A cet effet, le levier budgétaire sera mis à contribution pour mener une politique contracyclique volontariste, endogène et expansionniste, afin de renforcer notre capacité de résilience d’une part, de conquérir des marchés captifs et de « produire ce que nous consommons », d’autre part.

  1. … soutenues par les mesures du programme Economique et Financier du 29 juillet 2021…

Par ailleurs, la persévérance dans la mise en oeuvre harmonieuse du programme économique et financier bénéficiant des accords Facilité Elargie de Crédit (FEC) et Mécanisme Elargie de Crédit (MEDC) triennaux du 29 juillet 2021, est de nature à atténuer les effets éventuels de ce nouveau choc sur l’économie nationale.
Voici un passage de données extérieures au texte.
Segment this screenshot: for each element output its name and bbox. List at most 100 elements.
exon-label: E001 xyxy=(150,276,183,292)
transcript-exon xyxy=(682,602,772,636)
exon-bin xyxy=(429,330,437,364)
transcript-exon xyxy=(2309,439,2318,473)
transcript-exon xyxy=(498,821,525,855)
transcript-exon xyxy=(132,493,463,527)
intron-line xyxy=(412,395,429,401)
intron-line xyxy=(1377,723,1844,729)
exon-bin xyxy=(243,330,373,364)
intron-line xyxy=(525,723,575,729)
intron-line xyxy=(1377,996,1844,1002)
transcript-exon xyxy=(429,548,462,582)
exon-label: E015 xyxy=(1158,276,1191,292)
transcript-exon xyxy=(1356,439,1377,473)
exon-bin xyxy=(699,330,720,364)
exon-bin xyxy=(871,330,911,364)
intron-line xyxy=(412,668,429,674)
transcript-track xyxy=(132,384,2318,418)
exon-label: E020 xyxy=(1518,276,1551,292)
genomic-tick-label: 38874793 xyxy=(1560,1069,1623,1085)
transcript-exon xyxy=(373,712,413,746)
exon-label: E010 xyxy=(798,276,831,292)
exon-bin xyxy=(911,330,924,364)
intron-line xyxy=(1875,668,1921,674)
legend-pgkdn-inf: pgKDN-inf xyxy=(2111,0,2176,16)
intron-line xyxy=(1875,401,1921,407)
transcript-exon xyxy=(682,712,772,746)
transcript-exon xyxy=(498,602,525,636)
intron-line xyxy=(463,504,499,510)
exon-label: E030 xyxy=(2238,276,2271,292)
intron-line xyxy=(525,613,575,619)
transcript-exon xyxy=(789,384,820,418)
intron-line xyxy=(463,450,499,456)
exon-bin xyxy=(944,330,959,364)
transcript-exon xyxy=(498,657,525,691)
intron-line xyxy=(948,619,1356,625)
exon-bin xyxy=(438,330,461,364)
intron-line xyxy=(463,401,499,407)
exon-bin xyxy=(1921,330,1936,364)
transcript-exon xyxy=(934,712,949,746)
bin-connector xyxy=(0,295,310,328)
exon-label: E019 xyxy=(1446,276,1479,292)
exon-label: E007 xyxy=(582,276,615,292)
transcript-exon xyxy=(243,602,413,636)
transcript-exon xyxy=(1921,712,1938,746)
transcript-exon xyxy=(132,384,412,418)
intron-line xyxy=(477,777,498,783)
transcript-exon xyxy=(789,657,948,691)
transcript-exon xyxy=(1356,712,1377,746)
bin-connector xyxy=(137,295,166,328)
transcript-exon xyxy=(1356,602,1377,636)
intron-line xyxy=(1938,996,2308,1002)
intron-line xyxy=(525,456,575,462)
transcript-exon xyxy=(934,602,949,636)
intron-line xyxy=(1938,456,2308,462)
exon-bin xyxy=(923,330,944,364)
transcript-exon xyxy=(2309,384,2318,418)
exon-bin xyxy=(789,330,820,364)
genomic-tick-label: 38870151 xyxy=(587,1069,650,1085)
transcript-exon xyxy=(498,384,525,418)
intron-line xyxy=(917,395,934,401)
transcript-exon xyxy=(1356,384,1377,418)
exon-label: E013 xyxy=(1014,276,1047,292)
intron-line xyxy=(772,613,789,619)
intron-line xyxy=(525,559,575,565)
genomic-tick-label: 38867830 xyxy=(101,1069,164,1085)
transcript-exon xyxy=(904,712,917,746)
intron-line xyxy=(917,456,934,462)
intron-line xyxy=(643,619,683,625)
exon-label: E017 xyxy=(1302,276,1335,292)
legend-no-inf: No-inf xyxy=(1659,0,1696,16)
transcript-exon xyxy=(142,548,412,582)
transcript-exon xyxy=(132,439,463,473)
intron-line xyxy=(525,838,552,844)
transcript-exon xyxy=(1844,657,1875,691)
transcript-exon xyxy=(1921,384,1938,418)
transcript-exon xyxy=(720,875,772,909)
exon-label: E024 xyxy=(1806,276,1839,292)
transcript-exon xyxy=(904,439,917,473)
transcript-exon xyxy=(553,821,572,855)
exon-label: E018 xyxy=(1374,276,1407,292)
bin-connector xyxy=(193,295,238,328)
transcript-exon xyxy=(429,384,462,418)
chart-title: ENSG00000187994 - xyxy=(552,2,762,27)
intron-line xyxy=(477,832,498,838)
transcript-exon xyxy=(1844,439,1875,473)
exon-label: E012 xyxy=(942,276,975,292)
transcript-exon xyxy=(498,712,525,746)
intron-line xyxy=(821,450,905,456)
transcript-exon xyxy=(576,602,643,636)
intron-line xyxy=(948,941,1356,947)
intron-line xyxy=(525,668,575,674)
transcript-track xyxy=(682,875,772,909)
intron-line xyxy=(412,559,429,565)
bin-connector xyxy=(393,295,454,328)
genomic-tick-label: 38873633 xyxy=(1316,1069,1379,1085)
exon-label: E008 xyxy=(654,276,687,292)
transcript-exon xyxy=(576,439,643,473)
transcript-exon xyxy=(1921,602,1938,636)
En effet, ce nouveau programme s’articule autour de cinq axes principaux, à savoir : (i) l’atténuation des conséquences sanitaires, économiques et sociales de la pandémie, tout en assurant la viabilité intérieure et extérieure ; (ii) le renforcement de la bonne gouvernance et de la transparence, ainsi que le cadre de la lutte contre la corruption ; (iii) l’accélération des réformes budgétaires structurelles afin de moderniser les administrations fiscales et douanières, de mobiliser les recettes, d’améliorer la gestion des finances publiques, d’accroître l’efficience des investissements publics et de réduire les risques budgétaires liés aux entreprises publiques ; (iv) le renforcement de la gestion de la dette et la réduction des facteurs de vulnérabilité liés à la dette ; et (v) la mise en oeuvre des réformes structurelles pour accélérer la diversification économique, renforcer la résilience et l’inclusion financière, promouvoir l’égalité de genre et une économie plus verte.

10. … Et d’autres encore.

A ces mesures en cours de mise en oeuvre, devraient être associées à moyen terme, la dynamisation de l’intégration régionale à l’effet de tirer profit des économies d’échelle, notamment dans la production et l’approvisionnement de certaines spéculations et intrants. Enfin, la crise de 2020 a révélé des fragilités structurelles qui ont limité l’efficacité de la riposte. Afin de faire face de manière plus efficace aux chocs exogènes à venir, il conviendrait de renforcer le dispositif de veille, d’alerte et d’analyse des risques de survenance des vents contraires (baisse des cours des matières premières, fragilité des chaines d’approvisionnement, baisse de la demande, pandémies, risque de change, rigidités de l’offre mondiale de certains intrants, etc.).